Cookie Consent by Privacy Policies Generator website
Menu

LN: Polska pokonała Bośnię i Hercegowinę 2:1

LN: Polska pokonała Bośnię i Hercegowinę 2:1
W 67. minucie biało-czerwoni wyszli na prowadzenie. (Fot. Getty Images)
Polska pokonała wczoraj w Zenicy Bośnię i Hercegowinę 2:1 (1:1) w meczu piłkarskiej Ligi Narodów, odnosząc pierwsze zwycięstwo w historii tych rozgrywek. Bramki dla biało-czerwonych zdobyli Kamil Glik i Kamil Grosicki, dla których to było 75. spotkanie w kadrze narodowej.
Reklama
Reklama

Biało-czerwoni we wrześniowych meczach musieli sobie radzić bez Roberta Lewandowskiego, który po triumfie z Bayernem Monachium w Lidze Mistrzów odpoczywał przed nowym sezonem.

Po przegranym 0:1 piątkowym spotkaniu w Amsterdamie z Holandią, pierwszym drużyny narodowej po 289 dniach, trener Jerzy Brzęczek zapowiedział zmiany w każdej formacji.

Tym razem selekcjoner postawił na Łukasza Fabiańskiego, Macieja Rybusa, Jacka Góralskiego, Kamila Grosickiego i Arkadiusza Milika, którzy zastąpili w pierwszym składzie Wojciecha Szczęsnego, Bartosza Bereszyńskiego, Mateusza Klicha, Sebastiana Szymańskiego i Krzysztofa Piątka.

Tener Bośniaków, Dusan Bajevic, również dokonał przed meczem z Polską zmian w podstawowym składzie. Od pierwszych minut nie zagrali m.in. strzelec gola z Włochami Edin Dżeko (wszedł w poniedziałek po godzine gry), lekko kontuzjowany Sead Kolasinac czy Edin Visca. Ten ostatni, czołowy piłkarz mistrza Turcji Istanbul Basaksehir, zagrał od początku drugiej połowy.

W kadrze Bośniaków w ogóle nie było powołanego wcześniej pomocnika Miralema Pjanica, który latem Juventus Turyn zamienił na Barcelonę. Ponad dwa tygodnie temu miał pozytywny wynik na koronawirusa.

Przez pierwsze pół godziny nie było widać, że Bośniacy rozpoczęli w częściowo rezerwowym składzie. Polacy grali dość wolno. Na dodatek po faulu Jana Bednarka doświadczony turecki arbiter Cuneyt Cakir podyktował rzut karny, wykorzystany w 24. minucie przez Harisa Hajradinovica, rozgrywającego drugi mecz w kadrze.
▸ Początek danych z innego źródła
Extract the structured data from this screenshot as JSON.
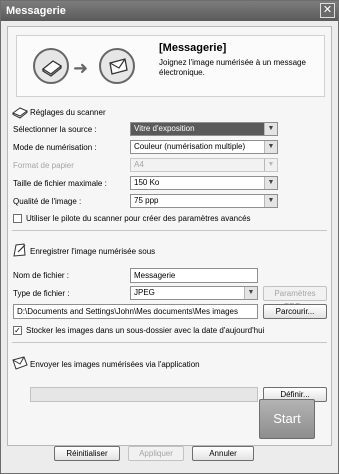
{
  "window": {
    "title": "Messagerie",
    "close_glyph": "✕"
  },
  "header": {
    "title": "[Messagerie]",
    "description": "Joignez l'image numérisée à un message électronique.",
    "icons": [
      "scanner-icon",
      "arrow-right-icon",
      "mail-icon"
    ]
  },
  "scanner_settings": {
    "title": "Réglages du scanner",
    "source": {
      "label": "Sélectionner la source :",
      "value": "Vitre d'exposition"
    },
    "mode": {
      "label": "Mode de numérisation :",
      "value": "Couleur (numérisation multiple)"
    },
    "paper": {
      "label": "Format de papier",
      "value": "A4"
    },
    "max_size": {
      "label": "Taille de fichier maximale :",
      "value": "150 Ko"
    },
    "quality": {
      "label": "Qualité de l'image :",
      "value": "75 ppp"
    },
    "driver_option": {
      "label": "Utiliser le pilote du scanner pour créer des paramètres avancés",
      "checked": false
    }
  },
  "save": {
    "title": "Enregistrer l'image numérisée sous",
    "filename": {
      "label": "Nom de fichier :",
      "value": "Messagerie"
    },
    "filetype": {
      "label": "Type de fichier :",
      "value": "JPEG"
    },
    "pdf_settings": "Paramètres PDF...",
    "path": "D:\\Documents and Settings\\John\\Mes documents\\Mes images",
    "browse": "Parcourir...",
    "subfolder_option": {
      "label": "Stocker les images dans un sous-dossier avec la date d'aujourd'hui",
      "checked": true
    }
  },
  "send": {
    "title": "Envoyer les images numérisées via l'application",
    "application": "",
    "define": "Définir..."
  },
  "footer": {
    "reset": "Réinitialiser",
    "apply": "Appliquer",
    "cancel": "Annuler",
    "start": "Start"
  },
  "colors": {
    "titlebar": "#5a5a5a",
    "selected_combo": "#5a5a5a",
    "disabled_text": "#a5a5a5"
  }
}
Dopiero w ostatnim kwadransie tej części podopieczni Brzęczka pokazali się ze znacznie lepszej strony. Kilka razy zagrozili bramce rywali, m.in. Kamil Grosicki i Arkadiusz Milik, aż wreszcie w 45. minucie po dośrodkowaniu z rzutu rożnego Kamil Glik, pełniący pod nieobecność Lewandowskiego funkcję kapitana, popisał się celnym uderzeniem głową.

Dla Glika to 75. mecz w reprezentacji, podobnie jak dla Grosickiego. Natomiast Grzegorz Krychowiak zaliczył 71. występ. W poniedziałek nowy obrońca Benevento Calcio strzelił szóstego gola w kadrze narodowej.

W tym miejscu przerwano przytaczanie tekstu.